Alex Tigchelaar met plenty of Vermonters during her time working in Montréal strip clubs throughout the 1980s and ’90s, she said. Those included the “best and worst” establishments, from glitzy gentlemen’s clubs to a dive bar with a boarded-up window and sheet-metal stage.
Bibliothèque Nationale Du Québec Théâtre Gayety, circa 1946
“The clubs were famous,” she told me. “Men came [to Montréal] to see us.” They traveled from Vermont, Boston and beyond to shower the strippers with attention — and money — she recalled, “thinking you were so exotic: You were this Montréal girl.”
Sex work has long been connected to the city’s tourism economy, argues Tigchelaar, now a PhD candidate at Concordia University, whose doctoral thesis focuses on how sex work has shaped Montréal’s urban spaces and infrastructure. “In the early 1800s, who was showing the sailors around?” she asked. “Who was bringing them to the taverns? Who was telling them where the hotels were?”
Had the Super Sexe sign signaled a different kind of heritage, it likely would have been protected, she suggested. But sex worker history is seen differently. “That sign should have been saved,” Tigchelaar said. “We are so useful and important to a city,” she said of sex workers, “but at the same time we can’t be acknowledged properly.”
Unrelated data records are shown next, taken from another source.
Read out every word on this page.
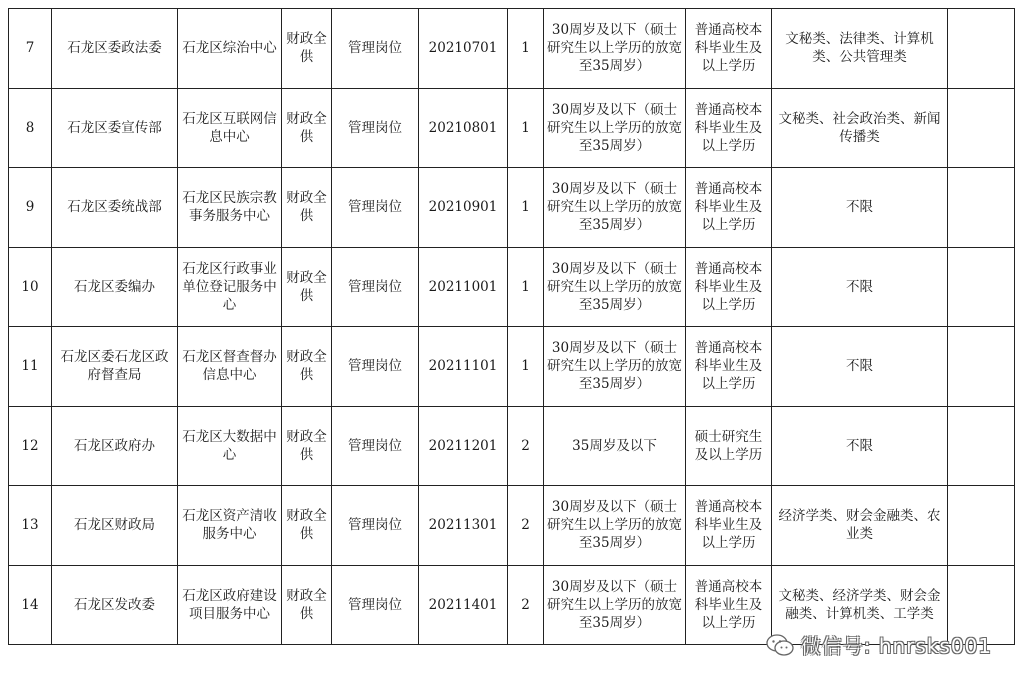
7	石龙区委政法委	石龙区综治中心	财政全供	管理岗位	20210701	1	30周岁及以下（硕士研究生以上学历的放宽至35周岁）	普通高校本科毕业生及以上学历	文秘类、法律类、计算机类、公共管理类	
8	石龙区委宣传部	石龙区互联网信息中心	财政全供	管理岗位	20210801	1	30周岁及以下（硕士研究生以上学历的放宽至35周岁）	普通高校本科毕业生及以上学历	文秘类、社会政治类、新闻传播类	
9	石龙区委统战部	石龙区民族宗教事务服务中心	财政全供	管理岗位	20210901	1	30周岁及以下（硕士研究生以上学历的放宽至35周岁）	普通高校本科毕业生及以上学历	不限	
10	石龙区委编办	石龙区行政事业单位登记服务中心	财政全供	管理岗位	20211001	1	30周岁及以下（硕士研究生以上学历的放宽至35周岁）	普通高校本科毕业生及以上学历	不限	
11	石龙区委石龙区政府督查局	石龙区督查督办信息中心	财政全供	管理岗位	20211101	1	30周岁及以下（硕士研究生以上学历的放宽至35周岁）	普通高校本科毕业生及以上学历	不限	
12	石龙区政府办	石龙区大数据中心	财政全供	管理岗位	20211201	2	35周岁及以下	硕士研究生及以上学历	不限	
13	石龙区财政局	石龙区资产清收服务中心	财政全供	管理岗位	20211301	2	30周岁及以下（硕士研究生以上学历的放宽至35周岁）	普通高校本科毕业生及以上学历	经济学类、财会金融类、农业类	
14	石龙区发改委	石龙区政府建设项目服务中心	财政全供	管理岗位	20211401	2	30周岁及以下（硕士研究生以上学历的放宽至35周岁）	普通高校本科毕业生及以上学历	文秘类、经济学类、财会金融类、计算机类、工学类	
微信号: hnrsks001
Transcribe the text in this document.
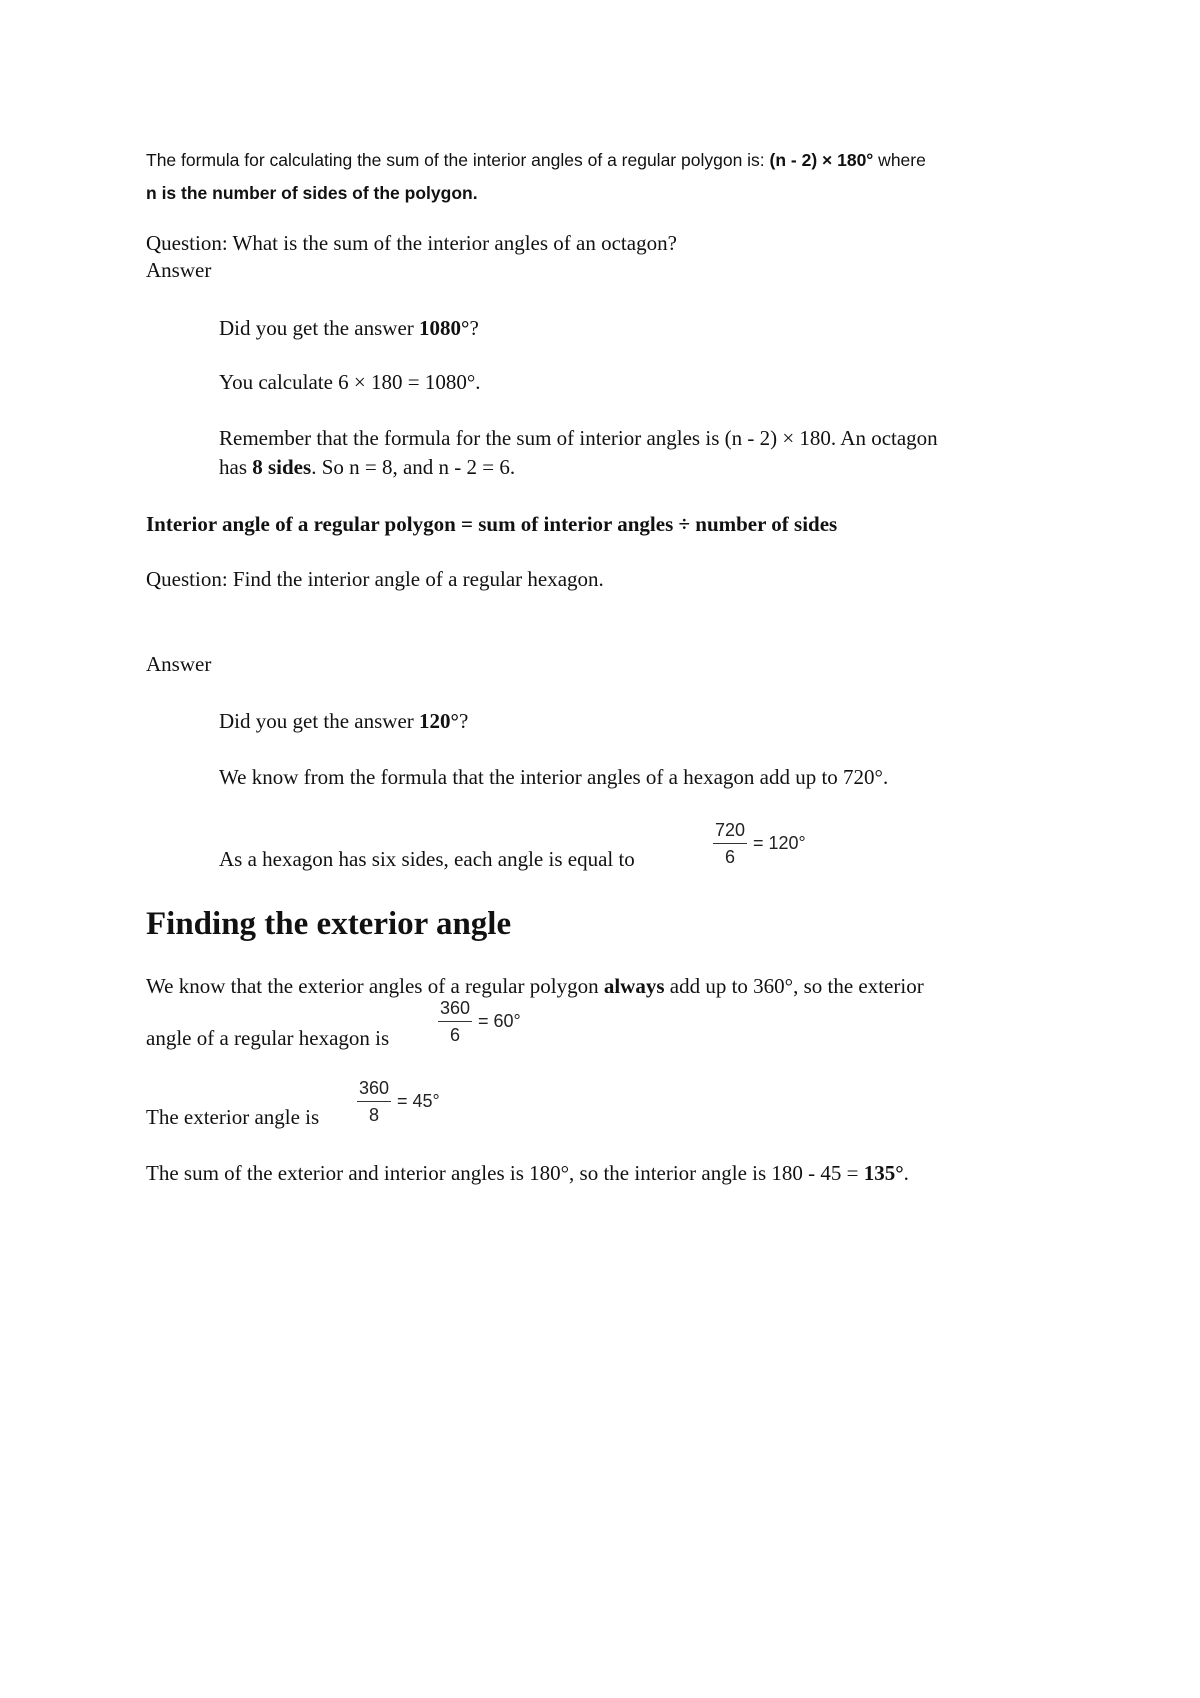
The formula for calculating the sum of the interior angles of a regular polygon is: (n - 2) × 180° where
n is the number of sides of the polygon.
Question: What is the sum of the interior angles of an octagon?
Answer
Did you get the answer 1080°?
You calculate 6 × 180 = 1080°.
Remember that the formula for the sum of interior angles is (n - 2) × 180. An octagon
has 8 sides. So n = 8, and n - 2 = 6.
Interior angle of a regular polygon = sum of interior angles ÷ number of sides
Question: Find the interior angle of a regular hexagon.
Answer
Did you get the answer 120°?
We know from the formula that the interior angles of a hexagon add up to 720°.
As a hexagon has six sides, each angle is equal to
720
6
= 120°
Finding the exterior angle
We know that the exterior angles of a regular polygon always add up to 360°, so the exterior
angle of a regular hexagon is
360
6
= 60°
The exterior angle is
360
8
= 45°
The sum of the exterior and interior angles is 180°, so the interior angle is 180 - 45 = 135°.
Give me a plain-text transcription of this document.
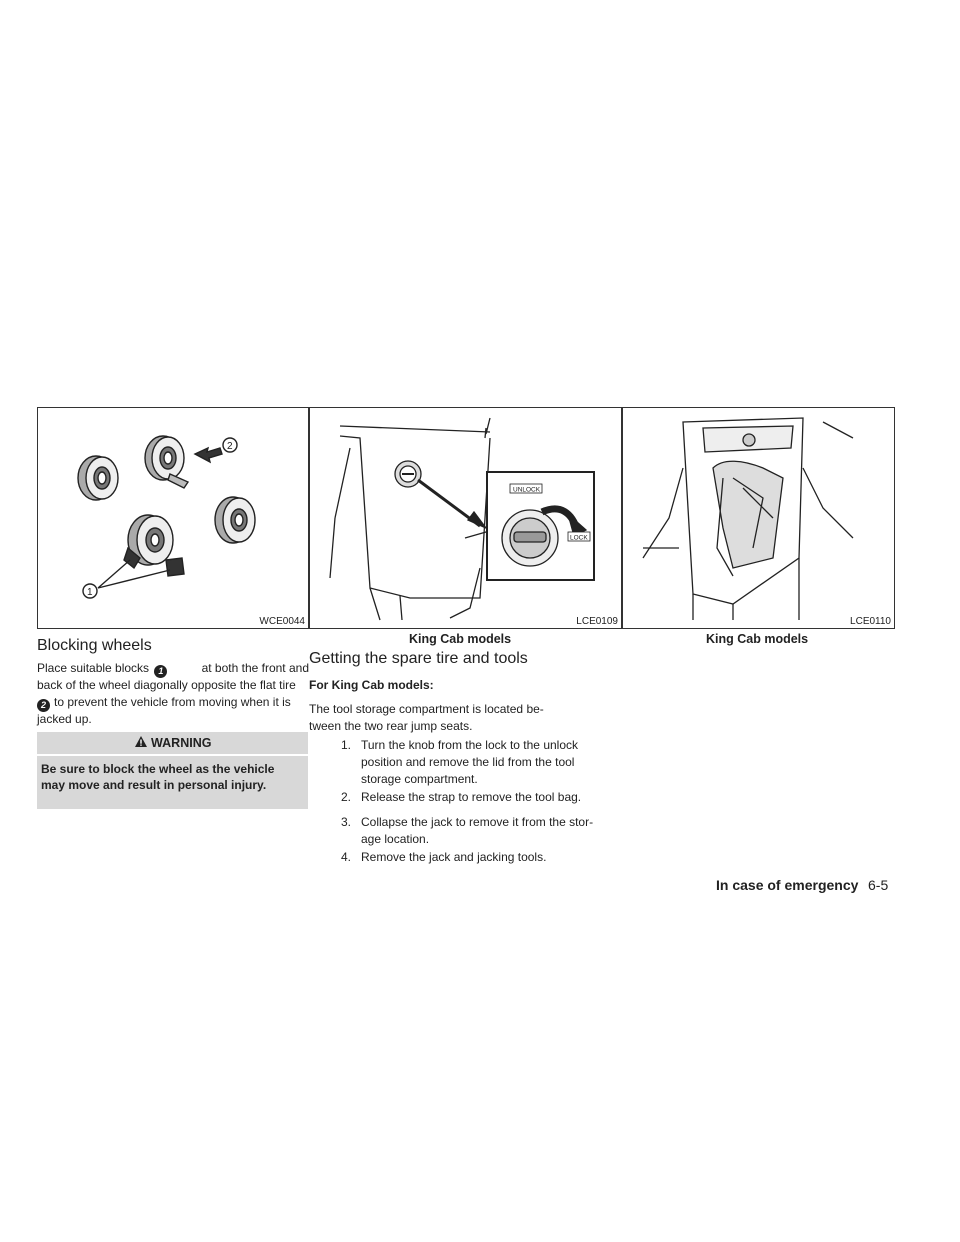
1
2
WCE0044
UNLOCK
LOCK
LCE0109
King Cab models
LCE0110
King Cab models
Blocking wheels
Place suitable blocks 1	at both the front and
back of the wheel diagonally opposite the flat tire
2 to prevent the vehicle from moving when it is
jacked up.
WARNING
Be sure to block the wheel as the vehicle
may move and result in personal injury.
Getting the spare tire and tools
For King Cab models:
The tool storage compartment is located be-
tween the two rear jump seats.
1. Turn the knob from the lock to the unlock
position and remove the lid from the tool
storage compartment.
2. Release the strap to remove the tool bag.
3. Collapse the jack to remove it from the stor-
age location.
4. Remove the jack and jacking tools.
In case of emergency 6-5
Curious to see for myself how Montréal presents that history, I browsed the handful of walking tours of the red-light district. I landed on MTL Detours’ Montréal’s Sin City Golden Age Era & The Red Light District (CA$39), launched last summer. A portion of tour proceeds goes to Stella a community-based organization that advocates for sex workers’ rights.
My guide, Isabelle, began by tracing the red-light district’s rise, from its proximity to the port to the impact of Prohibition, which triggered Montréal’s so-called Golden Age. “You could get plastered with impunity” in Montréal, she explained, “so the whole United States [showed] up to party.”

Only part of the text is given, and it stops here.